Gerhard Berger: Was beim Motorenreglement falsch läuft

Ex-Formel-1-Pilot Gerhard Berger analysiert die Schwächen des soeben verlängerten Motorenreglements und verrät, wie seine Lösung für die Formel 1 aussehen würde

(Motorsport-Total.com) - Die Formel hat beim Motorenreglement vor der Saison 2016 gerade noch die Kurve gekratzt: Red Bull bleibt nun doch Renault-Kunde, und die Hersteller haben sich darauf geeinigt, ihre Antriebseinheiten den kleineren Teams günstiger anzubieten. Dadurch bleiben die V6-Turbomotoren mit 1,6 Liter Hubraum und Hybridunterstützung noch bis Ende 2020. Dennoch sieht Ex-Formel-1-Pilot Gerhard Berger einige Problemzonen.

Titel-Bild zur News: Gerhard Berger

Gerhard Berger fordert Änderungen am aktuellen Motorenreglement Zoom

"Das Thema hat mehrere Facetten, die das Problem aufzeigen", kritisiert der Österreicher gegenüber 'auto motor und sport'. Und zählt die drei seiner Meinung nach entscheidenden Punkten auf: "Die Sackgasse, in der Red Bull gelandet ist. Die Komplexität der Technik. Und ein Reglement, das den Herstellern nicht vorschreibt, eine bestimmte Anzahl von Teams zu beliefern."

Er hält es für untragbar, dass ein Hersteller wie Ferrari einen Konkurrenten durch die Motorenausbaustufe bewusst schwächt. "Es kann nicht sein, dass ein Herr Marchionne sagt: Du kriegst nur einen 2015er Motor und du nur einen von 2014. Das Reglement muss so etwas verhindern", sagt er.

Berger fordert: Rolle des Motors muss eingeschränkt werden

Eine Anspielung darauf, dass Toro Rosso 2016 mit Antriebseinheiten aus Maranello an den Start gehen wird, die ein Jahr alt sind. Auch für Red Bull stand eine dementsprechende Lösung im Raum. "Ich verstehe die Autokonzerne, dass sie sich vor einem Team wie Red Bull schützen wollen, weil die womöglich dann dem eigenen Team vor der Nase rumfahren", zeigt er zwar Verständnis für Ferrari & Co. "Aber das ist nicht im Interesse des Sports."

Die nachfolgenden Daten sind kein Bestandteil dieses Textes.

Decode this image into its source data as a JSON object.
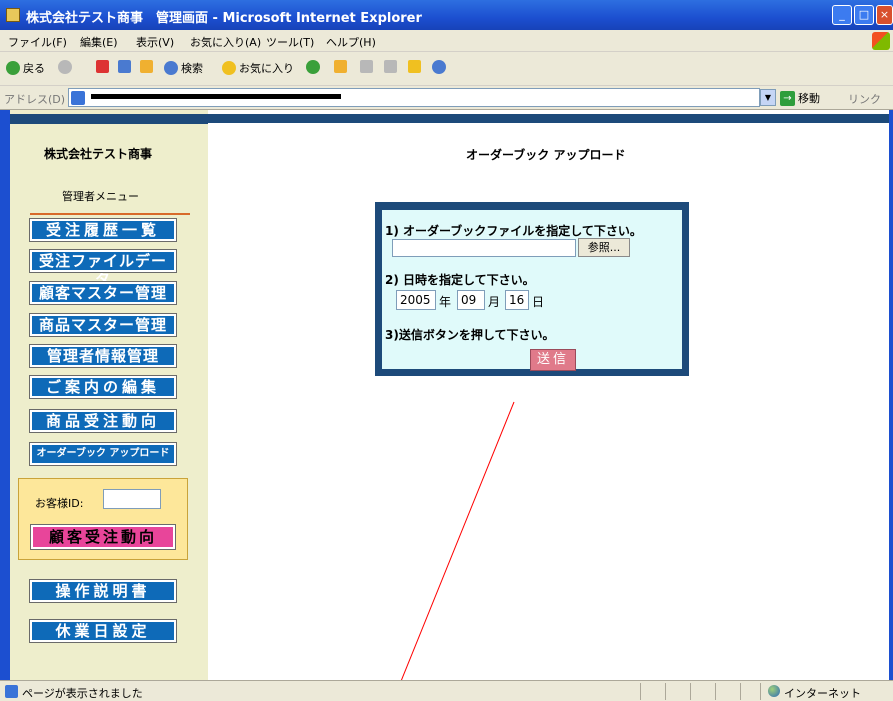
{
  "window": {
    "title": "株式会社テスト商事　管理画面 - Microsoft Internet Explorer",
    "min_glyph": "_",
    "max_glyph": "□",
    "close_glyph": "×"
  },
  "menubar": [
    "ファイル(F)",
    "編集(E)",
    "表示(V)",
    "お気に入り(A)",
    "ツール(T)",
    "ヘルプ(H)"
  ],
  "toolbar": {
    "back": "戻る",
    "search": "検索",
    "favorites": "お気に入り"
  },
  "address": {
    "label": "アドレス(D)",
    "go": "移動",
    "links": "リンク"
  },
  "sidebar": {
    "company": "株式会社テスト商事",
    "menu_label": "管理者メニュー",
    "buttons": [
      "受注履歴一覧",
      "受注ファイルデータ",
      "顧客マスター管理",
      "商品マスター管理",
      "管理者情報管理",
      "ご案内の編集",
      "商品受注動向",
      "オーダーブック アップロード"
    ],
    "customer_id_label": "お客様ID:",
    "customer_button": "顧客受注動向",
    "manual_button": "操作説明書",
    "holiday_button": "休業日設定"
  },
  "main": {
    "title": "オーダーブック アップロード",
    "step1": "1) オーダーブックファイルを指定して下さい。",
    "browse": "参照...",
    "step2": "2) 日時を指定して下さい。",
    "year": "2005",
    "year_unit": "年",
    "month": "09",
    "month_unit": "月",
    "day": "16",
    "day_unit": "日",
    "step3": "3)送信ボタンを押して下さい。",
    "submit": "送信"
  },
  "status": {
    "text": "ページが表示されました",
    "zone": "インターネット"
  },
  "colors": {
    "nav_button": "#0e6ab8",
    "customer_button": "#e8459a",
    "header_bar": "#1d4a7a",
    "sidebar_bg": "#eeeecc",
    "upload_bg": "#e0fafa",
    "annotation_line": "#ff0000"
  }
}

Handlungsbedarf sieht er bei der FIA, die die Rahmenbedingungen schaffen muss, damit jedes Team in den Genuss eines konkurrenzfähigen Motors kommt. "Jeder Hersteller müsste eine bestimmte Anzahl an Teams beliefern und auch die Kapazitäten dafür schaffen, diese beliefern zu können", fordert Berger. "Damit wäre ausgeschlossen, dass ein Hersteller wie Honda nur ein Team ausrüstet."

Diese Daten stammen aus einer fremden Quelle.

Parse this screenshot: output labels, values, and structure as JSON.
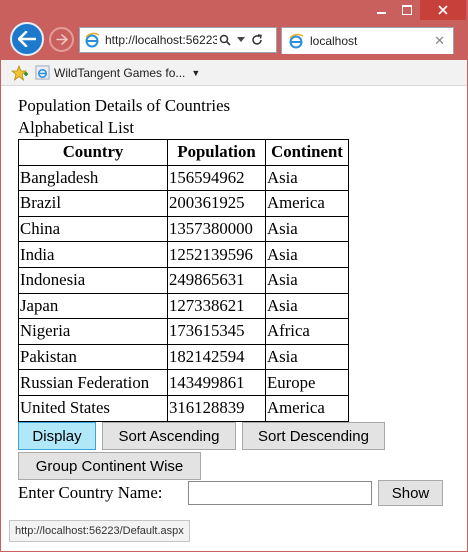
{
  "browser": {
    "address_url": "http://localhost:56223/",
    "tab_title": "localhost",
    "favorites_link": "WildTangent Games fo...",
    "status_url": "http://localhost:56223/Default.aspx"
  },
  "page": {
    "heading": "Population Details of Countries",
    "subheading": "Alphabetical List",
    "table": {
      "headers": [
        "Country",
        "Population",
        "Continent"
      ],
      "rows": [
        [
          "Bangladesh",
          "156594962",
          "Asia"
        ],
        [
          "Brazil",
          "200361925",
          "America"
        ],
        [
          "China",
          "1357380000",
          "Asia"
        ],
        [
          "India",
          "1252139596",
          "Asia"
        ],
        [
          "Indonesia",
          "249865631",
          "Asia"
        ],
        [
          "Japan",
          "127338621",
          "Asia"
        ],
        [
          "Nigeria",
          "173615345",
          "Africa"
        ],
        [
          "Pakistan",
          "182142594",
          "Asia"
        ],
        [
          "Russian Federation",
          "143499861",
          "Europe"
        ],
        [
          "United States",
          "316128839",
          "America"
        ]
      ]
    },
    "buttons": {
      "display": "Display",
      "sort_asc": "Sort Ascending",
      "sort_desc": "Sort Descending",
      "group": "Group Continent Wise",
      "show": "Show"
    },
    "country_label": "Enter Country Name:",
    "country_value": ""
  },
  "colors": {
    "title_bar": "#c9605e",
    "active_button": "#b0e8fa",
    "back_button": "#1d79cc"
  }
}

Jean Todt, Maurizio Arrivabene

Berger sieht Jean Todt unter Zugzwang: Die Hersteller haben zu viel Macht Zoom

Zudem sehnt er die Situation herbei, als die Motoren durch die Einfrierung der Entwicklung auf ähnlichem Niveau waren. "Die Unterschiede bestehen dann nur noch im Kraftstoff und der Elektronik. Das sind 20 PS mehr oder weniger und kann mit einem guten Auto oder einem guten Fahrer kompensiert werden", sieht er den Vorteil, dass der Fahrer somit wieder an Bedeutung gewinnen würde. "Dann bleibt der Sport ein Sport und nicht ein kontrolliertes oder abgekartetes Spiel."

Berger würde Hybridantrieb standardisieren

Ecclestones Forderung, dass die Antriebseinheiten simpler werden müssen, sieht Berger skeptisch. "Es wäre falsch, die Technik völlig abzuschaffen", versteht der ehemalige BMW-Motorsportdirektor die Lage der Automobilkonzerne, die in der Formel 1 tätig sind. Und hat eine Idee: "Auch die Hersteller müssen ihre Kompetenz beweisen können. Warum nicht mit einem Motor, der die ganze Saison hält? Das wäre technisch bei dem hohen Leistungsstand mindestens so anspruchsvoll wie eine Batterieentwicklung."

Er schlägt vor, die Hybridaggregate teilweise zu standardisieren. "Zum Beispiel die Batterie oder die Elektromotoren", meint er. "Sonst ufern die Entwicklung und die Abstimmung all dieser Elemente so aus, dass es sich am Ende nur noch Firmen wie Mercedes leisten können und wollen. So könnte man sagen: Wir haben einen Umweltfaktor mit im Paket, aber es ist trotzdem bezahlbar."